Third wife of Nikita Sergeevich, Nina, mentioned more than once that Leonid Khrushchev did not die like a hero. These words sounded from the lips Molotov. But the “heroic” version was always supported by Khrushchev’s relatives. Western historians They also spread the opinion in every possible way that Leonid Khrushchev died in a fair battle. Apparently, they needed this in order to under no circumstances allow the slightest shadow on the bright image of Nikita Khrushchev - the man who overthrew Stalinism. In any case, this explanation seems quite logical.

And who takes opposing positions, who emphasizes in every possible way that Khrushchev Jr. stained himself with betrayal and was shot in Stalin’s dungeons? First of all - Sergo Beria, son Lawrence Beria. Then - Dmitry Yazov, former Minister of Defense of the Soviet Union. Next - Vladimir Karpov, famous historical writer. Nikolay Dobryukha, a Russian publicist, is convinced: it was precisely that very meeting between Nikita Khrushchev and Joseph Stalin, when the first, according to rumors, crawled on his knees, begging to save his son, and the second coldly refused, and became the reason for Khrushchev’s fierce hatred of the Generalissimo. It is from here that the debunking of Stalin's personality cult originates - and after the death of the leader, Khrushchev did not forgive him and did everything possible to tarnish his name before his descendants.


They say many have heard careless words Khrushchev - he said something like this: “ Lenin I avenged my brother on the Tsar, and I will avenge my son on Stalin. Even if it’s dead!”

Father's verdict

Now, probably, it is hardly possible to say with complete confidence which version is true. But there are facts that make you think.

Nikita Khrushchev, already the Secretary General of the USSR, never made an attempt to rehabilitate Leonid, although, it would seem, he should have tried with all his might to remove the shameful stain from his son’s name.

One more fact. After Leonid Khrushchev disappeared - either died or was arrested - his wife was arrested I love you. Relatives claim that she is an employee of foreign intelligence. In fact, the documents have a different wording - she was imprisoned as a member of the family of a traitor to the Motherland, and with this wording during the war, only relatives of traitors who agreed to work for the Germans were imprisoned.

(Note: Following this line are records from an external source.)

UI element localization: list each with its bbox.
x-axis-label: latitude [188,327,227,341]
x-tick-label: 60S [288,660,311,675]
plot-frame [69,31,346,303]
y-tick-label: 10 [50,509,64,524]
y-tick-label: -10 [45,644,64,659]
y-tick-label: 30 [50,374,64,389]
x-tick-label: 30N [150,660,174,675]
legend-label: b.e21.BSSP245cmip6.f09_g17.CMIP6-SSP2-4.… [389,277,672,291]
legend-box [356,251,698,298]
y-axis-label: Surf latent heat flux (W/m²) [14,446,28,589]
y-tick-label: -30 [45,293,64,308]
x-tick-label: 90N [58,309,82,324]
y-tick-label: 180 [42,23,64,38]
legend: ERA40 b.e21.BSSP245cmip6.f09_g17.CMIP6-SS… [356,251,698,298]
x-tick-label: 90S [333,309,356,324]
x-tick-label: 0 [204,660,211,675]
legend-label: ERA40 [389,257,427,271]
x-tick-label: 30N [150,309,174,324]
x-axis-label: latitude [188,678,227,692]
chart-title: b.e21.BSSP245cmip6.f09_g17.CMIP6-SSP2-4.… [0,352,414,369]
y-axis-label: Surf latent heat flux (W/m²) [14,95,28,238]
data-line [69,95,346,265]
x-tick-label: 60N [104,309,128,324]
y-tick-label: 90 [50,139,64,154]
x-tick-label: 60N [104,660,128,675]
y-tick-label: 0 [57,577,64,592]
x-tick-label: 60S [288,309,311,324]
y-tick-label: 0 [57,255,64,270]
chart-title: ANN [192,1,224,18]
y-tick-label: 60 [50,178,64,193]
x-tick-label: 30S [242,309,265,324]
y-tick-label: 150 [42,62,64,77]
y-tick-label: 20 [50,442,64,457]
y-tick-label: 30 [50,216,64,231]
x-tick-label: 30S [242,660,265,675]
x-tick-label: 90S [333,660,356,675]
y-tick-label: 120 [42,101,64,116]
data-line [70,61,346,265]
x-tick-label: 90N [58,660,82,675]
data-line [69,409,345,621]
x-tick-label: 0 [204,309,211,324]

Lyuba was released only after the war - in the 50s, and Nikita Khrushchev showed absolutely no interest in her fate. He simply crossed out his daughter-in-law from his life. Strange? No, it’s quite understandable, if you believe the statement of Molotov, who claimed that after the execution of Leonid Khrushchev, his father renounced him, and publicly.

On the other side of the scale is only the testimony of the pilot Zamorin about the heroic death of Leonid. But this evidence, as many historians believe, is quite likely false. It still needs to be examined. When this is done - perhaps in national history There will be another debunking.